Winemaker Samuel Cano makes wines filled with soul and rustic charm. The Atardecer (translating to sunset) was bottled as a Petillant Naturel but has since lost its fizz and is now just a deep and enchanting still wine. Samuel uses no chemicals anywhere in the vineyard or winery and does not add sulfites to his wines. Imagining the land of La Mancha and its vast expanse of open land, vulnerable and exposed, we can see a parallel in quality and experience of drinking these wines. The Atardecer can take you there.
Producer: Andréa Calek
Title: Babiole 2020
Grape: Grenache, Syrah
Location: France, Ardéche
The region of the Ardéche has had human inhabitants dating back to the Upper Paleolithic (between 50,000 and 12,000 years ago). It is a place filled with rivers and streams, cliffs and caves. Due to its proximity to Provence and the Mediterranean Sea, this was an area heavily raided by slavers during the 9th century, causing its population to decline. The various regions within the Ardéche have been (and are still) difficult to access: it is filled with rivers and valleys, there is no rapid transit system, and the terrain makes it difficult to move easily from one place to another. Because of this, possibly, the Ardéche as a wine-region has remained somewhat obscure. Wines from the Ardéche are interesting for the reason that they share a border with the western Rhône Valley, home to many celebrated wines. Because of this, Ardéche wines often exist in the RhôneValley’s shadow. That said, there is a greater opportunity for discovery of terroir and personal style in the Ardéche. The wines of Andréa Calek are a perfect example of this mix of personal stamp and terroir expression.
This wine, Babiole (meaning trinket) is a blend of Grenache and Syrah.

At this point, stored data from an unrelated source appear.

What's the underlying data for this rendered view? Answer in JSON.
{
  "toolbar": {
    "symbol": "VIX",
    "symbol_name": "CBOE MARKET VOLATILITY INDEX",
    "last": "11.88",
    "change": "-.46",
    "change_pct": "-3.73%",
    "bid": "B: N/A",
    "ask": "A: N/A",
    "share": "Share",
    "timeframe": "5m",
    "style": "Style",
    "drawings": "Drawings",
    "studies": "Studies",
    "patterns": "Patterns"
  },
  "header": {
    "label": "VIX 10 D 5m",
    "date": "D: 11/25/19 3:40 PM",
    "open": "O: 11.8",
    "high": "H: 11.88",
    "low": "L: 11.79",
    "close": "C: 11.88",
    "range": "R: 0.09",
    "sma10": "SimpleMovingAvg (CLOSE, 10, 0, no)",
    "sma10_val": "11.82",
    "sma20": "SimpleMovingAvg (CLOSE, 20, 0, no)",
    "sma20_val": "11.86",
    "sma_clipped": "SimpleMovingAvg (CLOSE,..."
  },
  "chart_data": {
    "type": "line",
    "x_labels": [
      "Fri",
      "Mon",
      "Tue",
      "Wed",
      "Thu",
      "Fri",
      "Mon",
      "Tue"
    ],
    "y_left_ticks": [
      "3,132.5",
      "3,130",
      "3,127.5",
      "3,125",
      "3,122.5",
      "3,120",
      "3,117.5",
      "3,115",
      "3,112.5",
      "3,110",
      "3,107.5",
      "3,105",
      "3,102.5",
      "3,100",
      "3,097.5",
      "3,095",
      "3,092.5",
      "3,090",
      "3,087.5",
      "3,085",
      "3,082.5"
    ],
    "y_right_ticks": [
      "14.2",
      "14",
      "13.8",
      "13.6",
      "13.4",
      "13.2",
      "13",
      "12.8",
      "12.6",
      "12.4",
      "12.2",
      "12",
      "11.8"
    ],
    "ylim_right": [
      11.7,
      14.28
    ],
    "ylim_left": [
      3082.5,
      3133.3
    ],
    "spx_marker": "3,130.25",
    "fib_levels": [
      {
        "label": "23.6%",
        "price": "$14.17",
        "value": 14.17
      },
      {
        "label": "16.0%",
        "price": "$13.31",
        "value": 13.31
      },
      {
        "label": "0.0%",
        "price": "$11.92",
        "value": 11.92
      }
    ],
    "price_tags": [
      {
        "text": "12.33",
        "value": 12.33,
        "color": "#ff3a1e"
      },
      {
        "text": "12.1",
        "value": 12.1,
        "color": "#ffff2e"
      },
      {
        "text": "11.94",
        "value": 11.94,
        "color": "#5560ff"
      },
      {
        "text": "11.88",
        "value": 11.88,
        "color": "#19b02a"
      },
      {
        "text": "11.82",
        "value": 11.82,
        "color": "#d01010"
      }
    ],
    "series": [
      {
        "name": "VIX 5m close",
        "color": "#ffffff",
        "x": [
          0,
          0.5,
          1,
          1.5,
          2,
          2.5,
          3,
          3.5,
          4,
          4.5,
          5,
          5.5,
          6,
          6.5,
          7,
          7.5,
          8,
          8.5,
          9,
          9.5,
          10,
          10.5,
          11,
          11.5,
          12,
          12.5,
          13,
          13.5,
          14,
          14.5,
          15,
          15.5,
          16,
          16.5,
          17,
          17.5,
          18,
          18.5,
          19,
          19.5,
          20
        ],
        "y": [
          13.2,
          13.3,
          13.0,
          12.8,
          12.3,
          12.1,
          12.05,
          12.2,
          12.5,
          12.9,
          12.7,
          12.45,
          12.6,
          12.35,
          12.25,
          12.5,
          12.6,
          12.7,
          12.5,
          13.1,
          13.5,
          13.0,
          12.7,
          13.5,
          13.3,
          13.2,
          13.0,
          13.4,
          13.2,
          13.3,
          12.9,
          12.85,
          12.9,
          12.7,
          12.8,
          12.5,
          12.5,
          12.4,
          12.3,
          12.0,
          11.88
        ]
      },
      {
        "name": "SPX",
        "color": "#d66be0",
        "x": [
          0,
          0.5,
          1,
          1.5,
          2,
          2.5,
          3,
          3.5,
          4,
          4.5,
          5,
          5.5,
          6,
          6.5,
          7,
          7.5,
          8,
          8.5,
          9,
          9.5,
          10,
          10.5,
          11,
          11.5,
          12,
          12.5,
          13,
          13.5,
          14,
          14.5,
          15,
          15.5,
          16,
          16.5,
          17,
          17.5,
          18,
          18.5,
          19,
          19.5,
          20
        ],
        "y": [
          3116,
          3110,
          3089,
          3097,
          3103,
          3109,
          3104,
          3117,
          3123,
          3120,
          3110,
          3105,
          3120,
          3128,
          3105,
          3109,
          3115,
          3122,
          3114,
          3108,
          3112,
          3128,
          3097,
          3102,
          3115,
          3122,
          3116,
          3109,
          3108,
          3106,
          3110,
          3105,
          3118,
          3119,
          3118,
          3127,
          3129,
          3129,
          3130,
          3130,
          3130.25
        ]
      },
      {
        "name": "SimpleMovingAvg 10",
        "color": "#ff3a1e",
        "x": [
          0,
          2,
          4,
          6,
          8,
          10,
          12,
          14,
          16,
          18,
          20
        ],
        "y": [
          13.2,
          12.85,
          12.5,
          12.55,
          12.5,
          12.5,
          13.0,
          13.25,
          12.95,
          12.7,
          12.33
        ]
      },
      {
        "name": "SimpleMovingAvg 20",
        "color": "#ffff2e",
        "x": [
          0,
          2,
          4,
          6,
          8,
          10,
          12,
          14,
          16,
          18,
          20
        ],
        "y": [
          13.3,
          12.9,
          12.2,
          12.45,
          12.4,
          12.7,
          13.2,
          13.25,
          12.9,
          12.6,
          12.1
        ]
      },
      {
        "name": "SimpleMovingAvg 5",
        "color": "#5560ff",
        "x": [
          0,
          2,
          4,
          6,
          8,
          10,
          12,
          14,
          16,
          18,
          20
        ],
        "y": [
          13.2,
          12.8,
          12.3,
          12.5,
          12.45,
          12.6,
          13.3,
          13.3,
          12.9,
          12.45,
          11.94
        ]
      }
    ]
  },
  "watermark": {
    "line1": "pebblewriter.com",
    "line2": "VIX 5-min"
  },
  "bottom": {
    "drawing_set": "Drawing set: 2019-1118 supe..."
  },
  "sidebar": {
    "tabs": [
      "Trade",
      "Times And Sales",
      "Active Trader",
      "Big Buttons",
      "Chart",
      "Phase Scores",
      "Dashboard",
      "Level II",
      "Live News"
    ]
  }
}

Andréa believes in being as hands off in the vineyards as possible. (He actually says that he is lazy and does not like to work!) He ferments this red with the stems on grape clusters, and then puts the wine in stainless steel for some months for aging. He bottles with no added sulphites. The Babiole can be strong on the nose at first, with notes of clay and earth. However, on the palate, the wine is soft and grounded.